Polandia dan Indonesia Tingkatkan Kerja Sama Ekonomi Hijau dan Teknologi
BERITA TERBARU INDONESIA, SLUPSK — Dalam rangka memperingati 70 tahun hubungan diplomatik antara Indonesia dan Polandia, kedua negara berkomitmen untuk memperluas kerja sama di sektor ekonomi, perdagangan, dan teknologi inovatif. Hal ini diungkapkan dalam sebuah wawancara khusus dengan Wakil Presiden Badan Investasi dan Perdagangan Polandia (PAIH), Lukasz Gwiazdowski, serta Direktur Kantor Perdagangan Luar Negeri Indonesia, Cezary Filipek, di Slupks, Polandia (16/6/25).
“Hari ini merupakan momentum besar bagi perusahaan yang sedang berkembang di kedua negara. Asia, khususnya Indonesia, adalah target strategis berikutnya bagi ekspansi Polandia,” ujar Lukasz.
Menurut Lukasz, ekonomi Polandia telah mengalami pertumbuhan rata-rata 4,9 persen setiap tahun selama dua dekade terakhir, menjadikannya salah satu penggerak pertumbuhan di Eropa Tengah. Dalam konteks geopolitik saat ini, kerja sama ekonomi dengan kawasan ASEAN, terutama Indonesia, menjadi prioritas penting.
Tiga Sektor Prioritas: Kosmetik, Makanan, dan Bahan Konstruksi
Dalam pertemuan dengan mitra bisnis Indonesia, PAIH menyoroti tiga sektor strategis yang siap dikembangkan bersama, yaitu kosmetik, industri makanan, dan bahan konstruksi. Lukasz menekankan pentingnya membangun rantai pasokan yang konkret setelah pandemi.
“Pariwisata memang penting, namun itu hanya langkah awal. Kami ingin mendorong ekspor sektor riil yang memiliki nilai tambah,” ujar Lukasz.
Festival Polandia: Jembatan Budaya dan Inovasi
Sementara itu, Cezary Filipek menyoroti peran Festival Polandia sebagai platform tahunan untuk memperkuat koneksi antara masyarakat dan pelaku usaha kedua negara. Festival yang sudah memasuki edisi ke-6 ini akan digelar pada Oktober dan November 2025, dengan fokus pada sektor tradisional dan modern.
“Tahun ini kami membagi festival menjadi dua fokus. Oktober untuk teknologi inovatif seperti AI, edtech, dan gim. November untuk sektor tradisional: makanan, FMCG, dan kosmetik,” jelas Cezary.
Ia menegaskan bahwa keberhasilan kerja sama tidak hanya cukup melalui perdagangan, tetapi juga pertukaran nilai dan pemahaman budaya. Polandia juga mengajak Indonesia untuk memperkuat kerja sama di sektor teknologi ramah lingkungan, termasuk transportasi hijau, pengelolaan sampah, dan energi terbarukan. Menurut Cezary, perusahaan-perusahaan Polandia memiliki solusi inovatif yang siap ditransfer ke Indonesia melalui skema investasi maupun kolaborasi riset.

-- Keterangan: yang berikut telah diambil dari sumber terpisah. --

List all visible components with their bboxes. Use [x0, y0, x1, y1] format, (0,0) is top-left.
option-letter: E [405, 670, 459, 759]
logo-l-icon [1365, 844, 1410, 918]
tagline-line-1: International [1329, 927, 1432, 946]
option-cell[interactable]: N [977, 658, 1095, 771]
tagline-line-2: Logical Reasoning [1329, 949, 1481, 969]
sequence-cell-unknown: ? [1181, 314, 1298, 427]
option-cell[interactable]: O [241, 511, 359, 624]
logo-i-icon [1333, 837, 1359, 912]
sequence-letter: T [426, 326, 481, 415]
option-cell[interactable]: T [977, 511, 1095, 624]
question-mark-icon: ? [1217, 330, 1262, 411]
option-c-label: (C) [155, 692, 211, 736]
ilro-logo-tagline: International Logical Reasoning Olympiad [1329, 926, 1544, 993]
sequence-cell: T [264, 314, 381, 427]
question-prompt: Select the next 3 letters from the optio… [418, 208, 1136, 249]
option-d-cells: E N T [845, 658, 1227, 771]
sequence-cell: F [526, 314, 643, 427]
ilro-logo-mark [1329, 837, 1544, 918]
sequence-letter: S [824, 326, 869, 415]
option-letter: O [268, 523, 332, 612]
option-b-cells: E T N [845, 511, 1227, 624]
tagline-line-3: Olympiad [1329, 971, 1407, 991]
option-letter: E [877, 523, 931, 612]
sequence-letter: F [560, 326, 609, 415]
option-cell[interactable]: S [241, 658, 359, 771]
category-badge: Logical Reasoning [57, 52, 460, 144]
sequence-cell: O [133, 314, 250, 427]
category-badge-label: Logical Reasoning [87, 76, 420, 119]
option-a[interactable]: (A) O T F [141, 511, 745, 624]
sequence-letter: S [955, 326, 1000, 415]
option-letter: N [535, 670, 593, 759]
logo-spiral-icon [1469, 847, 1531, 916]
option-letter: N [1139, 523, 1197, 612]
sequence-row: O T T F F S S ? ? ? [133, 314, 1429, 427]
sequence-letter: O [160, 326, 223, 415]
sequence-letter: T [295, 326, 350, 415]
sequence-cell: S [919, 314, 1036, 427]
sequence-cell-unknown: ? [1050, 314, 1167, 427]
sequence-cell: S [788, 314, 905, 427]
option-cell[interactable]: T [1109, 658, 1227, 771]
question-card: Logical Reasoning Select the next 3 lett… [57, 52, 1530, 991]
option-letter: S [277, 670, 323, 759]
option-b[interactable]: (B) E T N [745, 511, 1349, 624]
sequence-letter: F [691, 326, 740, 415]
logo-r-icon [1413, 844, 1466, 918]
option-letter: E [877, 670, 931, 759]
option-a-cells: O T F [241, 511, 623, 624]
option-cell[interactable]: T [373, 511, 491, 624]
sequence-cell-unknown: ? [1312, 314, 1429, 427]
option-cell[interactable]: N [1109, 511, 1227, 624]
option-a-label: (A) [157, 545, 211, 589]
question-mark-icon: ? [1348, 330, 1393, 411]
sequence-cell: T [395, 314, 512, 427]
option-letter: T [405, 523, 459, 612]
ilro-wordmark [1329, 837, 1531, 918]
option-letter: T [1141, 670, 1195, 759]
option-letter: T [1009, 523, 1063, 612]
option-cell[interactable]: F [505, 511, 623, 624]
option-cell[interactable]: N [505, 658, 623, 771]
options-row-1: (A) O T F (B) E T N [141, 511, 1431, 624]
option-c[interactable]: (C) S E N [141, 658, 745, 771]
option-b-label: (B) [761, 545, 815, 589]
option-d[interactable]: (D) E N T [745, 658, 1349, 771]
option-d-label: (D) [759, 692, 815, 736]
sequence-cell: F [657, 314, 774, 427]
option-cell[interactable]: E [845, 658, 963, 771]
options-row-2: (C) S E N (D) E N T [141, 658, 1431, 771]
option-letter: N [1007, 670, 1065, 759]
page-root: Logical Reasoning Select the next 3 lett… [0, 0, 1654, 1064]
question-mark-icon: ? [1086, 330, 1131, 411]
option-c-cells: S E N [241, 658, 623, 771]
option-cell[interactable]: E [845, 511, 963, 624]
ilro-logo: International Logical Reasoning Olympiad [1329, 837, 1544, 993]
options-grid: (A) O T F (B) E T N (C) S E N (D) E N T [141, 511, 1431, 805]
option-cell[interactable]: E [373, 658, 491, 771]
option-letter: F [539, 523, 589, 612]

Optimisme dan Arah Masa Depan
Baik Lukasz maupun Cezary menyampaikan keyakinan bahwa Indonesia dan Polandia memiliki fondasi kuat untuk memperluas hubungan ekonomi. Dukungan regulasi yang memudahkan bisnis dan insentif perdagangan dua arah akan menjadi kunci.
“Bisnis adalah soal hubungan antar manusia. Kita harus saling mengenal, mencicipi makanan yang sama, dan berbagi ide yang sama. Itulah dasar dari kemitraan jangka panjang,” tambah Cezary.